C’était une sorte de seconde adolescence. Il y aura une étrange période ou nous chercherons toujours un lieu nouveau pour nous planquer du reste du monde. Nous nous évadions, en passant toujours par les bars, et ensuite, si on passait un cap sans s’engueuler, on décollait pour autre chose, une virée dans l’espace en respectant scrupuleusement les trajectoires irrationnelles de deux balles folles qui espèrent la collision. Il fallait qu’on disparaisse pour toute personne pouvant nous identifier, il fallait qu’on échappe à nos petites sociologies, il fallait qu’on s’extraie de la vie normale, du monde normal, pour entrer ailleurs, par n’importe quel trou de lapin, avec toujours le petit espoir de ne pas revenir.
Il y avait eu le premier atelier collectif, idéal un moment, mais nous y étions faciles à dénicher. Il y aura les maisons des familles,à l’occasion de l’absence des occupants, comme des ados. Il y aura l’incruste dans les fêtes, et même, une fois, sous la pluie battante, dans un parc, une petite maison en bois coloré, un jeu pour enfant… Il y aura tous ces fonds de boites sordides, peuplés de fantômes frustrés et agressifs qui mataient notre décadence et voudrons parfois nous tuer. Et il y avait donc ces grandes virées en bagnole qui ont failli plusieurs fois se terminer là, n’importe où, comme dans ce carrefour de campagne quand ma conscience aguerrie avait fini par flancher et que la voiture avait tournoyé avant de s’immobiliser au milieu de la croisée des routes dans le sens inverse à notre direction, et qu’à cet instant même, il n’y avait personne, personne, et que la circulation reprenait après que j’ai repris mes esprits et dégagés la voiture. j’avais pris ça comme un avertissement, vite oublié. Il y eut aussi ces chambres d’hôtel là où on en pouvait plus et même les trottoirs de Paris, après une engueulade et une séparation terrible, une nuit glaciale de mars.

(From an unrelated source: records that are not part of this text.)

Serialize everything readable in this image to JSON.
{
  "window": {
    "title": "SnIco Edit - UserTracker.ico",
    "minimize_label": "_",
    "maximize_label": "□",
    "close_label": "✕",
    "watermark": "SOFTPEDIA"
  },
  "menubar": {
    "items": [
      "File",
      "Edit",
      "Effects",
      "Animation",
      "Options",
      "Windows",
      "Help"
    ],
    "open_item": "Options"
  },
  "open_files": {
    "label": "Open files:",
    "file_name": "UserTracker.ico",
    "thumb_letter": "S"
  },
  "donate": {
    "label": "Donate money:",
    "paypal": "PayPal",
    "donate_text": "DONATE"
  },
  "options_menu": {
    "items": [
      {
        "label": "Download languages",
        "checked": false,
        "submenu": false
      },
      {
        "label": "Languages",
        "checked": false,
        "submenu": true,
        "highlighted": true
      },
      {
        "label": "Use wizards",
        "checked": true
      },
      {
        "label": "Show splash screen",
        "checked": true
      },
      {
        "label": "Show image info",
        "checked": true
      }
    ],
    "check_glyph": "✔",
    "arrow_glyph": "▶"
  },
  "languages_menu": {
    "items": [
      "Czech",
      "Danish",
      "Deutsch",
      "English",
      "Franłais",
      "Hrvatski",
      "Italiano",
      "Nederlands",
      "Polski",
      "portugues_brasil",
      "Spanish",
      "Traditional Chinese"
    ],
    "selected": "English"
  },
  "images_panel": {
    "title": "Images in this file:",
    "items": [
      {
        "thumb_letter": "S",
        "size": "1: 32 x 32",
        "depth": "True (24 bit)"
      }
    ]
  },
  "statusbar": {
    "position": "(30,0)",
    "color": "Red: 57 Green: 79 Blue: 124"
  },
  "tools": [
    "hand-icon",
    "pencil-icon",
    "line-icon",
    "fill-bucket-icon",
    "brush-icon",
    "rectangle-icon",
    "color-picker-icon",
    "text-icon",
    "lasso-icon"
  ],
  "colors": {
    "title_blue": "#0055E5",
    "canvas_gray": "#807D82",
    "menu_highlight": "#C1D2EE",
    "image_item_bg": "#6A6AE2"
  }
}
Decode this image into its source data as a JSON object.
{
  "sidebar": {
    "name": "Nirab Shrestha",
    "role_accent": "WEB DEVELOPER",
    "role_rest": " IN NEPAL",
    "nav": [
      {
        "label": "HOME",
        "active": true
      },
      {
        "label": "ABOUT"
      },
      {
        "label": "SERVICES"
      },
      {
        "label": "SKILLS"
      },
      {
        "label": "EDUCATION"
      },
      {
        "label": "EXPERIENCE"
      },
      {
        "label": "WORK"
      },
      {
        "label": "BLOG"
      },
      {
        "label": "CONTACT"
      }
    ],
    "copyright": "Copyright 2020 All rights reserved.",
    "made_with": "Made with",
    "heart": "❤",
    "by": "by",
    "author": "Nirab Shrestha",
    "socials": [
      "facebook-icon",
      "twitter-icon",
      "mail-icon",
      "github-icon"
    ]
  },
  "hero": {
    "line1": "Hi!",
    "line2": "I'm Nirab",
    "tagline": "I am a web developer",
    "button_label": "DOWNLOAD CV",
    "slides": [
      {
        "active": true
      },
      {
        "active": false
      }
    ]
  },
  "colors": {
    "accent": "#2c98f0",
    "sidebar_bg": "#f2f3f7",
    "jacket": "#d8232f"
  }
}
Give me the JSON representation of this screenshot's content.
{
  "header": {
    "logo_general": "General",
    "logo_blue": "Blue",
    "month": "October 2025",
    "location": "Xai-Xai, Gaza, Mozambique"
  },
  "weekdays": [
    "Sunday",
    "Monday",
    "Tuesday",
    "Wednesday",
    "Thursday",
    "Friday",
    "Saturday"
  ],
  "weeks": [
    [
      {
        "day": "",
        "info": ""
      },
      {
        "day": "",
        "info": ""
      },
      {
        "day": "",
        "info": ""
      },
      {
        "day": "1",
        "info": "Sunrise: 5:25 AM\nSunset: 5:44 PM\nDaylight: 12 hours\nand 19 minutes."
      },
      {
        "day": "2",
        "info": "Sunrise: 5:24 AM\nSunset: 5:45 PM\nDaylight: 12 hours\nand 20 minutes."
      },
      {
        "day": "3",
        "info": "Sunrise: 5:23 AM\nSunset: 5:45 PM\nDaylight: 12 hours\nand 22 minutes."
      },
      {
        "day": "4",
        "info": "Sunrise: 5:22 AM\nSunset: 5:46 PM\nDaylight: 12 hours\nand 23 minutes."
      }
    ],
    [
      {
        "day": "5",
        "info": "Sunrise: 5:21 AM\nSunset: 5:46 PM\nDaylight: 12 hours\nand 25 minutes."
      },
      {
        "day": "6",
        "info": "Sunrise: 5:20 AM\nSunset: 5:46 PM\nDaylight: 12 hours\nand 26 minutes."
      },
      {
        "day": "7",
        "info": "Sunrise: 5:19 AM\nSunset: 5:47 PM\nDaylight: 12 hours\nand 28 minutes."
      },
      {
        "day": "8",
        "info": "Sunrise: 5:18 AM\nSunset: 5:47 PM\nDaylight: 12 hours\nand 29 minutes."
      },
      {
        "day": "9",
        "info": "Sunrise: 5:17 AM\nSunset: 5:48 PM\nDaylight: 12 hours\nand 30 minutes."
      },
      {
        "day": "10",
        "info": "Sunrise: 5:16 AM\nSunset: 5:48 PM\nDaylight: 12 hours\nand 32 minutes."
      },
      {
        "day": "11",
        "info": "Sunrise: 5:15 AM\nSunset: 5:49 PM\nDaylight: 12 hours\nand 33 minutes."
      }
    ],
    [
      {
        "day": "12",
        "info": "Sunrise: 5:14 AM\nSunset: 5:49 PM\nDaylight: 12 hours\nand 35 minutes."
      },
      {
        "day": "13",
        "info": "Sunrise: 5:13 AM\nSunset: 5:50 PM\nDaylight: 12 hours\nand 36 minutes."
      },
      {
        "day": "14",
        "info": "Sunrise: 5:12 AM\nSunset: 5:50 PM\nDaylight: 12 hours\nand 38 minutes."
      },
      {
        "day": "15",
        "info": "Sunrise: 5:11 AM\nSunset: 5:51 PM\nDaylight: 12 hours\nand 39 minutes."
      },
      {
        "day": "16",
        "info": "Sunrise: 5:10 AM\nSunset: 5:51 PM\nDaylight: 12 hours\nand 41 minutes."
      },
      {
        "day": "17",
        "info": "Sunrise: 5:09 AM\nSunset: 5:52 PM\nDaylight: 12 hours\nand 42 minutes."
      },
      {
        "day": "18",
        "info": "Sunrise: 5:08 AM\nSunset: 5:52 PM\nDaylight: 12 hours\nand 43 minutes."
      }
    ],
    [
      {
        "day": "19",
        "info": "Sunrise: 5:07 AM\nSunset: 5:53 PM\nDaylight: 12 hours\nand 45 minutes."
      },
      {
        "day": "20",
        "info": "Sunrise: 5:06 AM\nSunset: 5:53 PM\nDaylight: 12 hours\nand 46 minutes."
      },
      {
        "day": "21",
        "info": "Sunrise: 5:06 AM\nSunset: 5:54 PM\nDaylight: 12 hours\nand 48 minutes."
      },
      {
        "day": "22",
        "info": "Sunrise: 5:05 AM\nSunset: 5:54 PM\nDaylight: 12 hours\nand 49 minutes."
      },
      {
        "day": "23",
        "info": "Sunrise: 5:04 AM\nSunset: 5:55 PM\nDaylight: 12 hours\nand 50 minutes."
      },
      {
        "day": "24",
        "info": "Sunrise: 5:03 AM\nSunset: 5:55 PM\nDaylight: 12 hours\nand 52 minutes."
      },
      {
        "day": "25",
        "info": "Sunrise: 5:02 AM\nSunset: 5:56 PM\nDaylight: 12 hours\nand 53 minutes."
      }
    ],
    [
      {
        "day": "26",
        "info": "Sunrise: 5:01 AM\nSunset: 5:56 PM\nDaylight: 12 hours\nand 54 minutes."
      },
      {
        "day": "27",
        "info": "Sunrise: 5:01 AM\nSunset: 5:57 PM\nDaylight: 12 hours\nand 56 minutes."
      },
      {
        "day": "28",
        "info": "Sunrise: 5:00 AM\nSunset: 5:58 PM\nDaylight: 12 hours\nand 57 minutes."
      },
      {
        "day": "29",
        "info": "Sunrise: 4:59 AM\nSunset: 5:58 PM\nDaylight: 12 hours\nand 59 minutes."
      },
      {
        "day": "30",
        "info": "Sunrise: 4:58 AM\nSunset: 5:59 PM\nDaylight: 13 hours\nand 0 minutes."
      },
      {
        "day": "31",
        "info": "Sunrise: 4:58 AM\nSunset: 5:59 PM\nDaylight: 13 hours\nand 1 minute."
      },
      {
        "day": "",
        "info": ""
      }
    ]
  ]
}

Ce soir-là, à court d’argent, j’avais proposé une solution : la cave de mon père, inépuisable. On s’était calé dans la cuisine de la maison vide. C’est là qu’un jeu avait commencé. « Tu as déjà vu un mec pisser ? » nous avions déjà avalé pas mal de bière. La bière, ça rentre, ça sort. « Non… c’est vrai… J’ai jamais vu… Pourtant, j’en ai vu des trucs ! » Je me suis redressé sur ce banc, en chancelant, et j’ai ouvert grand la fenêtre, et j’ai pissé dehors, en tentant de fabriquer une belle parabole. Vision antispectaculaire et puérile, mais qui lui provoqua une concentration quasi scientifique. « Tu me montreras ? » « Oui, je te montrerais » « Tout ? » « Oui, tout. Et toi ? » « Oui… Je te montrerais aussi. » Comme des enfants. C’est une chose que je confirmerais plus tard, que par moment, rare, dans les relations entre deux personnes, il y des choses étranges, magiques, enfantines, qui réinventent brusquement d’aussi naïfs qu’antiques pactes. Ces pactes qui sont bien plus précieux que tout, plus précieux que les pactes sociaux, ceux qui plaisent aux familles, qui répondent au rite ignoble de l’exogamie qui transforme toujours le corps de la femme en la première des marchandises. J’ai appris ce jour-là qu’elle plaçait la confiance qu’elle m’accordait au dessus de l’amour qu’elle avait pour d’autre. Je ne sais pas comment nous sommes passés d’ici au jardin, et comment nous avons terminé à même la terre. Mais juste avant l’extinction de nos consciences, je commençais à la sodomiser sans comprendre pourquoi c’était si dur, pourquoi je n’arrivais pas à la pénétrer. Et nous nous sommes endormis comme ça, demi-emboités, enroulés dans la terre, minables, bas, aussi bas que nous pouvions descendre.
C’est devenu une tradition de nous réveiller à même le sol, dans la poussière antique du site archéologique d’une villa grecque, dans le sud, au-dessus d’une mosaïque de Léda que nous avions mouillée pour en réveiller les couleurs. Ou dans la terre meuble du massif d’un simple jardin joliment paysagé.